Las tostadas francesas (*French Toast* o *Pain Perdu*: pan perdido en francés) nacieron en la época medieval como una forma ingeniosa y noble de recuperar y aprovechar el pan duro de días anteriores hidratándolo en leche y huevo para ablandarlo. Elevar este plato rústico a la alta gastronomía contemporánea requiere el uso de un buen pan brioche artesanal: sus altos niveles de grasa de mantequilla y proteínas lácteas emulsionan de forma insuperable con la nata líquida caliente, logrando que el interior de la tostada adquiera la textura cremosa, fundente y etérea de un flan tibio, enmarcado por una costra exterior crujiente y caramelizada.

Elaboración Paso a Paso

01

Preparar la crema de infusión

En un bol amplio y plano (lo suficiente para que quepa una rebanada de brioche), añade los huevos, la leche entera, la nata líquida, el azúcar moreno, la canela en polvo y el extracto de vainilla. Bate con unas varillas enérgicamente hasta lograr una mezcla homogénea de aroma espectacular.

02

Hidratar el brioche (La clave de la textura)
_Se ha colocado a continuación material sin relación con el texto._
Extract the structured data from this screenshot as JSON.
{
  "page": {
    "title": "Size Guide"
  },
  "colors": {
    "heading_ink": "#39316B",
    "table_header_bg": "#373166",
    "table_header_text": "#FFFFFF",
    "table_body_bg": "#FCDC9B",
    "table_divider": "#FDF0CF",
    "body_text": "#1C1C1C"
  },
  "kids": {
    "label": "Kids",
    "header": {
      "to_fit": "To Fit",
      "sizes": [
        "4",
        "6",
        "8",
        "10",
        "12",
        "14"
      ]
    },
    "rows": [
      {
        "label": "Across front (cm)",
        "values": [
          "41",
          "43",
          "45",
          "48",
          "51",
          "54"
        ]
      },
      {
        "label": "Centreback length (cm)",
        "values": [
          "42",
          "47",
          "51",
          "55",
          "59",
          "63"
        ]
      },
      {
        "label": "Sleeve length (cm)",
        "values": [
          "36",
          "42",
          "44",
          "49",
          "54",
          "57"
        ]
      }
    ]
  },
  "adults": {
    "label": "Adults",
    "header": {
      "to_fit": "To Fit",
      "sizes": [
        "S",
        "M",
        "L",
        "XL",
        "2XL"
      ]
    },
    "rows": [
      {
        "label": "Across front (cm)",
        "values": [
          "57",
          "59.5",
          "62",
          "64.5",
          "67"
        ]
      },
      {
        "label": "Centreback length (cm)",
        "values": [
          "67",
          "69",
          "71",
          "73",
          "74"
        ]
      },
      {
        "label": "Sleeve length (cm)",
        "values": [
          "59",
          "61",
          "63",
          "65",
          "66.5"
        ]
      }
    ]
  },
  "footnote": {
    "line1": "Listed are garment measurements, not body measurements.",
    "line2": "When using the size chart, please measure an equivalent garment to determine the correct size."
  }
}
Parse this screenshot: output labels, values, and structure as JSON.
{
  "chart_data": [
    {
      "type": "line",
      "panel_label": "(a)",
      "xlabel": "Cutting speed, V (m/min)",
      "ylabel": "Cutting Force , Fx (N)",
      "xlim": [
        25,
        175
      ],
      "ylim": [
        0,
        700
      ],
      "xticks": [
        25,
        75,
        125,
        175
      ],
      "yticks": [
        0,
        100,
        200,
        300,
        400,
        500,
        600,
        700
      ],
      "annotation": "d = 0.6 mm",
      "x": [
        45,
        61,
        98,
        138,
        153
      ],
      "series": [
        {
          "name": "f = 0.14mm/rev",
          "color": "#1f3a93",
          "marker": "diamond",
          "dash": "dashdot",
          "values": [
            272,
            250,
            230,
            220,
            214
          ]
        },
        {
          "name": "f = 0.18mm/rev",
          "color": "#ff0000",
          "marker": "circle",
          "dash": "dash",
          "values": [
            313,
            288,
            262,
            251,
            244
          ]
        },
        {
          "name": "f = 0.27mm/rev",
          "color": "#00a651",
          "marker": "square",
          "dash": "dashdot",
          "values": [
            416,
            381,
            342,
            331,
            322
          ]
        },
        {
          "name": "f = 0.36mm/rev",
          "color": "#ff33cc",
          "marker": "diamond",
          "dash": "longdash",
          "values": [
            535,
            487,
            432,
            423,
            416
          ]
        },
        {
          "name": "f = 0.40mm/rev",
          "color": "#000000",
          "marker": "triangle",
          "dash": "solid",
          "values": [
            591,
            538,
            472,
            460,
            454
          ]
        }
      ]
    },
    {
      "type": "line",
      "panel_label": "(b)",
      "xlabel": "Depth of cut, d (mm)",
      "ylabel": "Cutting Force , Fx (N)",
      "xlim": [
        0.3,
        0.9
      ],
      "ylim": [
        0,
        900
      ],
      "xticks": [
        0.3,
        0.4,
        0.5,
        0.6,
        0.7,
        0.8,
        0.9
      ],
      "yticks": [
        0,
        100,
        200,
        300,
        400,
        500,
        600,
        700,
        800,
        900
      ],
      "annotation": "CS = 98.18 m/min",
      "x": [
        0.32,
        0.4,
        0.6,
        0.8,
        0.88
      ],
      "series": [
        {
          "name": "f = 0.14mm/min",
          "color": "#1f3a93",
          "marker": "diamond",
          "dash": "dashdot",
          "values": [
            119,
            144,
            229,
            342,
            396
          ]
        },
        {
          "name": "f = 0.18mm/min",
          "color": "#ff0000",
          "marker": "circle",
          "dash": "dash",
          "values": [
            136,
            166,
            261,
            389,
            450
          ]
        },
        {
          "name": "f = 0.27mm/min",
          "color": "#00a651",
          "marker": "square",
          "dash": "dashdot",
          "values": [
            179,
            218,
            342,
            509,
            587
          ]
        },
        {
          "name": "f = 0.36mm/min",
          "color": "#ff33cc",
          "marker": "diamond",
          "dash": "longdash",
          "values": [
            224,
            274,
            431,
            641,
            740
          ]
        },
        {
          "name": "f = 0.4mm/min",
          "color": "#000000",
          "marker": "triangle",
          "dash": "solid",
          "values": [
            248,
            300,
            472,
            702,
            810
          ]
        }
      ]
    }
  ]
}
Coloca una rebanada de pan brioche grueso en la mezcla líquida. Deja que absorba la crema durante exactamente 1 minuto por cada lado. Al ser un pan rico en mantequilla y yema, el brioche funcionará como una esponja molecular, hidratándose hasta el centro sin llegar a romperse.

03

Dorar en mantequilla avellana

En una sartén antiadherente grande a fuego medio, añade la mantequilla y calienta hasta que se derrita y empiece a chisporrotear suavemente adquiriendo un color dorado y olor a avellana tostada (*beurre noisette*). Coloca las rebanadas de brioche hidratadas en la sartén. Cocina durante 3-4 minutos por lado hasta que adquieran una costra exterior dorada, caramelizada e increíblemente crujiente de fondo.

04

Decoración y servicio gourmet

Sirve las tostadas francesas apiladas de forma elegante. Corona con abundante sirope de arce puro caliente, frutos rojos frescos (frambuesas y arándanos) y un toque sutil de azúcar glas por encima. Sirve de inmediato.